Para la compañía, el fortalecimiento del dólar y la desaceleración de China se han convertido en factores en contra de las ventas de teléfonos. En este último trimestre, Apple ha informado que las ventas del iPhone han disminuido por primera vez desde 2007, un 16,3%. Esto supone una caída de 61,17 millones de unidades vendidas en el segundo cuatrimestre de 2015 a a 51,19 millones en el segundo trimestre de 2016. Por primera vez desde 2003 las ventas trimestrales de Apple han disminuido.

La compañía capitaneada por Tim Cook vendió 40,4 millones de iPhone en el trimestre, frente a los 47,5 millones de unidades del año anterior. Las nuevas cifras de ventas incluyen su teléfono más reciente, el iPhone SE, un teléfono más barato con una pantalla de cuatro pulgadas.

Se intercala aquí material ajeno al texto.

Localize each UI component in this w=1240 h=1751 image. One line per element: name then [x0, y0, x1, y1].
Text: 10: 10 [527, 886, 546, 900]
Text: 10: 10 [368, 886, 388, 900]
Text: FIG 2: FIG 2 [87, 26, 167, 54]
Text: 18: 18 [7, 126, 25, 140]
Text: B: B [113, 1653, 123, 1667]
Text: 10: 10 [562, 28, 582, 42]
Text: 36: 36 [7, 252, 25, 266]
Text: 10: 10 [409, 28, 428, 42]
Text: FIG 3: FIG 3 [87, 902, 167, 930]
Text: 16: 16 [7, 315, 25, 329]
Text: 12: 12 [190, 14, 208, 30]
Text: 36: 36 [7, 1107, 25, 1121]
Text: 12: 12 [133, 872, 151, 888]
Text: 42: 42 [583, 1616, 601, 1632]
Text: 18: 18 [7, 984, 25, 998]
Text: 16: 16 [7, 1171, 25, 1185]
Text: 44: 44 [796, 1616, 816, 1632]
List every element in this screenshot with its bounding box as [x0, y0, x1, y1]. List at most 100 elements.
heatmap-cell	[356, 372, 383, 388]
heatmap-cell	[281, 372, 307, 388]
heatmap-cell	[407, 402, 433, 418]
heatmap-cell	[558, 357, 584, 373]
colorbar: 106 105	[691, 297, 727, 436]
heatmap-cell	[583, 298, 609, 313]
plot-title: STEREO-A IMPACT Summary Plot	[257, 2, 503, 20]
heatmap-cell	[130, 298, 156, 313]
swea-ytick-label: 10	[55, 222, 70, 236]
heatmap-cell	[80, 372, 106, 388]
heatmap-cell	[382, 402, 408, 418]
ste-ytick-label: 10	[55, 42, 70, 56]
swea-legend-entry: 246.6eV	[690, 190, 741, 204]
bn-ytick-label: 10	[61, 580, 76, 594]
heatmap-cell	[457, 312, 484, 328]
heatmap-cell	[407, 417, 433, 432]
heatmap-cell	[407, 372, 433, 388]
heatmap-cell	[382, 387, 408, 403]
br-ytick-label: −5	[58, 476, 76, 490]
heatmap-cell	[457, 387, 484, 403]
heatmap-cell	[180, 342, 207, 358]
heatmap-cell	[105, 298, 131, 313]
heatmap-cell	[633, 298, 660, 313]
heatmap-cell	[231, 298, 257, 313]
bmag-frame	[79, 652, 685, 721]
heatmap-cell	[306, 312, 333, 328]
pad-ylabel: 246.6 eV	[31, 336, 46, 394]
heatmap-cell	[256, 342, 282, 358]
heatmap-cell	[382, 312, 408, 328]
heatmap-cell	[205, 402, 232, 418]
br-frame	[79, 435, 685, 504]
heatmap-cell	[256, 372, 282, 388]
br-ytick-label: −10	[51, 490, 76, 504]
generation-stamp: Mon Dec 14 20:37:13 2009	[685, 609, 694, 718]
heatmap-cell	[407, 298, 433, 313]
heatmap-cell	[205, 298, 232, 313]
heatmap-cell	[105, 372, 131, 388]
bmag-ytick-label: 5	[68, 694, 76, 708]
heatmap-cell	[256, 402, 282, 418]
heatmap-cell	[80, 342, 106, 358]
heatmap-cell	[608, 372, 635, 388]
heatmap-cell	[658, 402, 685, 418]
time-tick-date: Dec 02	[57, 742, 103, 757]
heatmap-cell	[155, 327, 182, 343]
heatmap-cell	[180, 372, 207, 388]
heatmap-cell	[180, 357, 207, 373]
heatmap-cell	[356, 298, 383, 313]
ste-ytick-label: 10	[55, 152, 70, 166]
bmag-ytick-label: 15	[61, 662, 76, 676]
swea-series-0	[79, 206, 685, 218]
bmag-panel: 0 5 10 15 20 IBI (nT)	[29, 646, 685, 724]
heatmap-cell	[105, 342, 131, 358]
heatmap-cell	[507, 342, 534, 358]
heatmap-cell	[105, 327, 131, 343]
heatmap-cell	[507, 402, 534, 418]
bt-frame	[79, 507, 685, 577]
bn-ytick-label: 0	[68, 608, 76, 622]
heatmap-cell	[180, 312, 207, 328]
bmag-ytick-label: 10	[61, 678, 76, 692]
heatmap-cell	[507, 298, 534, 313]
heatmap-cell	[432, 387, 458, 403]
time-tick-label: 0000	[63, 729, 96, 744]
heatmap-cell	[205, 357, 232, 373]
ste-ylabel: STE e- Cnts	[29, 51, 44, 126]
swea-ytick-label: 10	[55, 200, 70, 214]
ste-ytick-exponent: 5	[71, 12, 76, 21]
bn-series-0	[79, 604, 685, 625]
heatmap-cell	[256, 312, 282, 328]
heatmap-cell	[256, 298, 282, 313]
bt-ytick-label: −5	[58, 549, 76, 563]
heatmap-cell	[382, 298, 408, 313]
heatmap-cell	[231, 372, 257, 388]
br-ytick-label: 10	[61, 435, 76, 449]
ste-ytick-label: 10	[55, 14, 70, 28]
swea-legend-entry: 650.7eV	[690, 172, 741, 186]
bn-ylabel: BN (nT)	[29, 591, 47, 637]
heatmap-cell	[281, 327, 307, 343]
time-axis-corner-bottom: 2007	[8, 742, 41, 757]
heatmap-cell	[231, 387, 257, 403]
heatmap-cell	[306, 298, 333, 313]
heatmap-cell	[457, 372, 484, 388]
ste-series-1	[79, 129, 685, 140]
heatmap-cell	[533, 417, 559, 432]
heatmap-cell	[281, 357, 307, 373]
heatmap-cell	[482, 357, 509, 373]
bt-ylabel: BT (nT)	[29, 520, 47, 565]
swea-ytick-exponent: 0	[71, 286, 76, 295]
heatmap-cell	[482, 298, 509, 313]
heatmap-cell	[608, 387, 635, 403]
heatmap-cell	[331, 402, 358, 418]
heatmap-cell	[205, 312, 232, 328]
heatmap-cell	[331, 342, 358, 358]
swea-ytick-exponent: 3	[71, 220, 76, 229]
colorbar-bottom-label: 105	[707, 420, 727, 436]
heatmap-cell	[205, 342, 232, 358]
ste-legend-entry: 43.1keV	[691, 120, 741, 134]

Teniendo en cuenta el iPhone ocupa casi dos tercios de los ingresos de la compañía, esto no es bueno.

Pero afortunadamente para Apple estos resultados han sido mejores que los que esperaban los analistas. Apple reportó unos ingresos de 42.360 millones de dólares y unas ganancias de 1,42 dólares por acción. Los analistas de Wall Street esperaban unos ingresos de 42.090 millones de dólares y unas ganancias de 1,38 dólares por acción. Aún así, las acciones de Apple cayeron de 112 a 93 dólares en las últimas dos semanas de abril, después de que la compañía anunciara su primera caída trimestral en 13 años. Desde entonces, sus acciones se han recuperado, incluso rozando de nuevo los 100 dólares, para negociarse a 97.80 dólares la mañana del martes en Nueva York.